Recent events have put the spotlight on the immediate effects of a major power grid failure that could conceivably impact the entire nation. The most noteworthy of these are the near-catastrophic event that occurred this past summer in northern India, and the sudden power outage that affected an enormous part of the eastern U.S.
Described in a New York Times article as the largest electrical blackout in history, the power failure in India disrupted the lives of an estimated 670 million people. In this instance three of the country's interconnected northern power grids were out of service for just a few hours. Nevertheless, the effects of this failure shook the entire nation both economically and politically. Citing possible theories for the disruption were low monsoon rains that prompted farmers to pump more water, and the less plausible possibility that the failure was resulted from large solar flares.
The power failure affecting the Eastern seaboard of the U.S. was the result of a "derecho," which is a widespread, straight-line windstorm lasting for an extended period that is typically associated with a fast-moving band of severe thunderstorms.
With most of the damage coming from high winds and fallen trees, the storm that ultimately affected a region stretching from Virginia westward to Ohio illustrated just how vulnerable the power grid is to disruptions caused by Mother Nature. By the same token, it also demonstrated just how unprepared the general population (and most especially people in urban areas) is to a major disruption or failure in the power delivery system.
As disruptive as the power outage in India was luckily it lasted only a few hours. The disruption in the U.S. lasted for several days, but in this case people were able to go to gas stations and malls for basic necessities like food and water, as well as air conditioning in the sweltering summer heat. It is important to note, though, that if the grid had been totally down food and water supplies would have disappeared almost immediately along with gasoline, batteries and just about everything else.

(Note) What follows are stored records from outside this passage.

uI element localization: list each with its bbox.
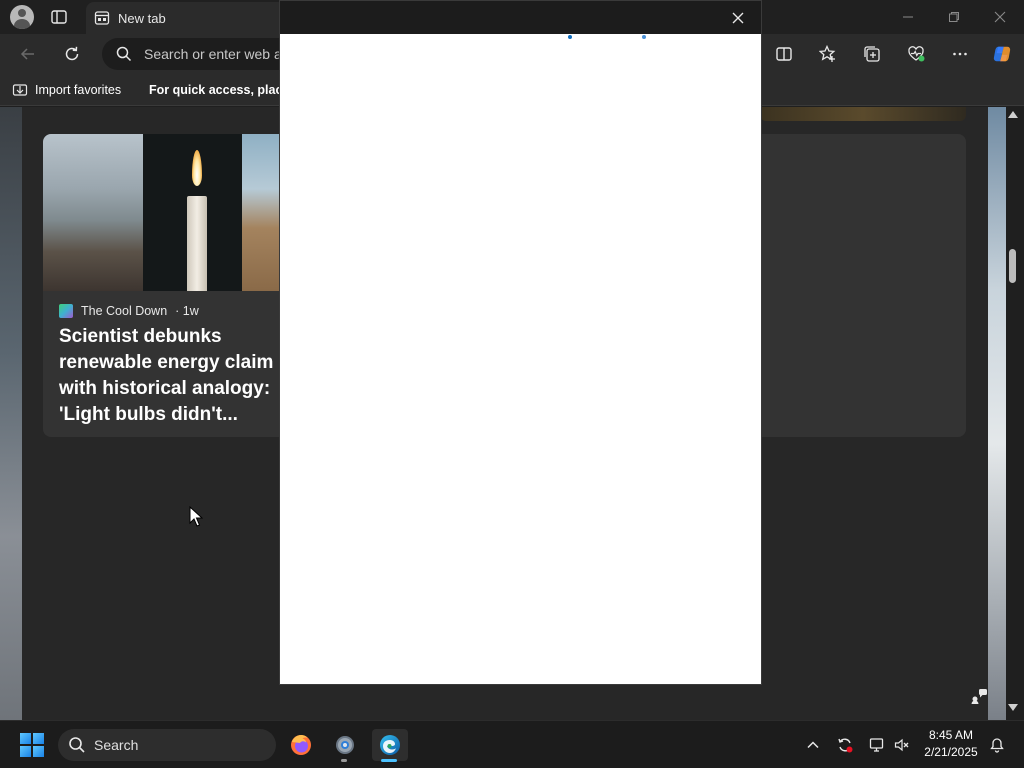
sync-status-button[interactable] [835,735,855,755]
profile-avatar[interactable] [10,5,34,29]
import-favorites-label: Import favorites [35,83,122,97]
import-icon [12,84,28,96]
start-button[interactable] [20,733,44,757]
background-image-right [988,107,1006,720]
star-icon [819,45,836,62]
browser-essentials-button[interactable] [904,42,928,66]
restore-icon [949,12,959,22]
search-icon [116,46,132,62]
popup-header [280,1,761,34]
windows-logo-tile [33,733,44,744]
notifications-button[interactable] [987,735,1007,755]
candle [187,196,207,291]
clock-time: 8:45 AM [928,728,974,742]
search-icon [69,737,85,753]
article-headline[interactable]: Scientist debunks renewable energy claim… [59,324,284,428]
close-icon [732,12,744,24]
wind-turbine-image [242,134,283,291]
scrollbar-thumb[interactable] [1009,249,1016,283]
edge-active-indicator [381,759,397,762]
tab-title: New tab [118,10,166,26]
loading-dot [568,35,572,39]
screen: New tab Search or enter web address Impo… [0,0,1024,768]
news-card-image [43,134,283,291]
volume-button[interactable] [892,735,912,755]
collections-button[interactable] [860,42,884,66]
minimize-button[interactable] [888,4,928,30]
back-arrow-icon [20,48,34,60]
taskbar: Search 8:45 AM 2/21/2025 [0,720,1024,768]
chevron-up-icon [807,741,819,749]
candle-image [143,134,242,291]
collections-icon [864,46,880,62]
windows-logo-tile [33,746,44,757]
candle-flame [192,150,202,186]
back-button[interactable] [14,40,42,68]
new-tab-page-icon [94,11,110,25]
volume-muted-icon [894,738,909,752]
settings-running-indicator [341,759,347,762]
background-image-left [0,107,22,720]
tab-actions-icon[interactable] [50,8,68,26]
show-hidden-icons-button[interactable] [803,735,823,755]
article-age: · 1w [175,304,199,318]
network-icon [869,738,884,752]
copilot-icon [993,46,1011,62]
minimize-icon [903,16,913,18]
taskbar-search-label: Search [94,737,139,753]
close-window-button[interactable] [980,4,1020,30]
factory-image [43,134,143,291]
split-screen-icon [776,47,792,61]
system-clock[interactable]: 8:45 AM 2/21/2025 [918,727,984,761]
favorites-button[interactable] [816,42,840,66]
popup-dialog [279,0,762,685]
page-scrollbar[interactable] [1006,107,1024,720]
tab-new-tab[interactable]: New tab [86,2,286,34]
refresh-button[interactable] [58,40,86,68]
previous-card-edge [760,107,966,121]
settings-app[interactable] [329,729,361,761]
heart-pulse-icon [908,46,925,62]
copilot-button[interactable] [990,42,1014,66]
refresh-icon [65,46,79,61]
feedback-icon[interactable] [970,687,988,705]
popup-close-button[interactable] [728,8,748,28]
network-button[interactable] [867,735,887,755]
import-favorites-button[interactable]: Import favorites [12,82,121,98]
edge-app[interactable] [372,729,408,761]
loading-dot [642,35,646,39]
taskbar-search[interactable]: Search [58,729,276,761]
bell-icon [990,738,1004,753]
sync-icon [838,738,853,753]
source-logo-icon [59,304,73,318]
mouse-cursor [189,505,204,528]
source-name: The Cool Down [81,304,168,318]
windows-logo-tile [20,746,31,757]
firefox-app[interactable] [285,729,317,761]
scroll-down-arrow-icon[interactable] [1008,704,1018,711]
gear-icon [336,736,354,754]
settings-and-more-button[interactable] [948,42,972,66]
restore-button[interactable] [934,4,974,30]
more-icon [953,52,967,56]
windows-logo-tile [20,733,31,744]
clock-date: 2/21/2025 [924,745,978,759]
news-source: The Cool Down · 1w [59,304,199,318]
firefox-icon [291,735,311,755]
close-icon [994,11,1006,23]
edge-icon [380,735,400,755]
split-screen-button[interactable] [772,42,796,66]
scroll-up-arrow-icon[interactable] [1008,111,1018,118]
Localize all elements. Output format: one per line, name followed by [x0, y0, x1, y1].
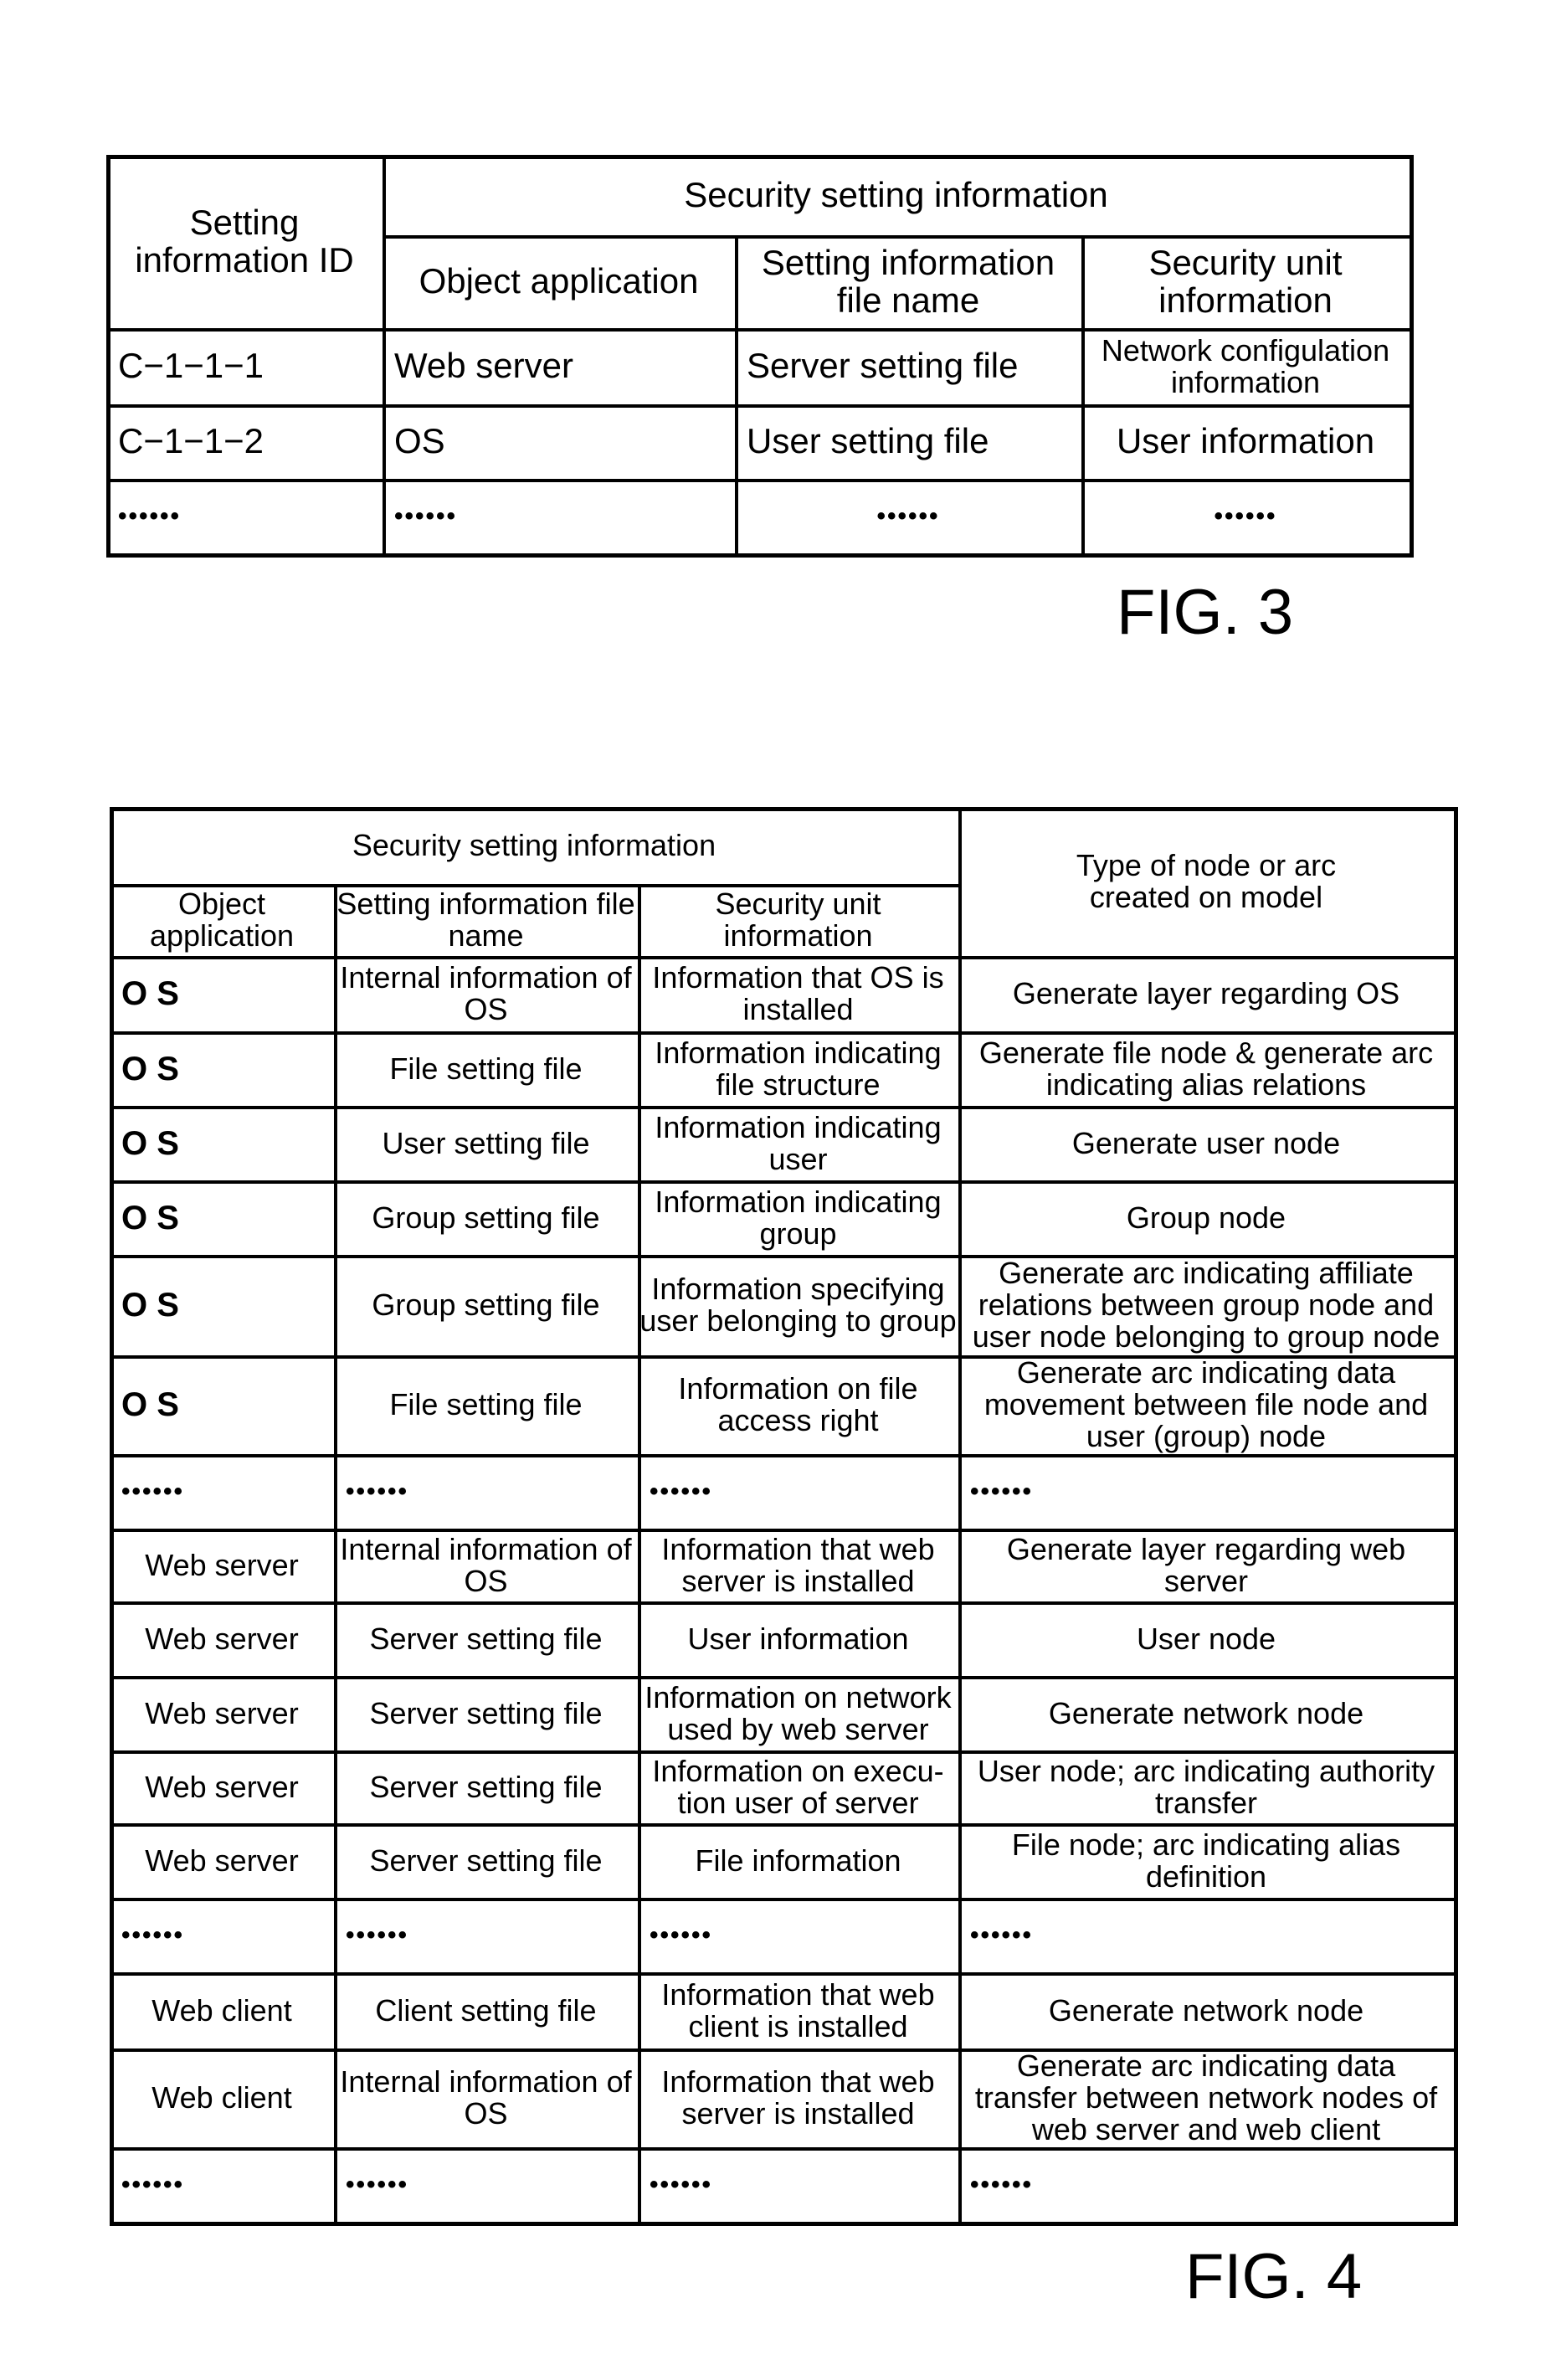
cell-security-unit: Information indicating user [655, 1109, 942, 1176]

Many lessons were learned by this summer's power grid failure in the eastern U.S. These include the realization that cell phones cannot be counted on in an emergency, and that the internet is extremely vulnerable to natural disasters. Additionally, we were provided with a preview of just what can happen when 911 and other emergency services are overwhelmed. And perhaps most importantly, just how unprepared most citizens are for a major disaster situation.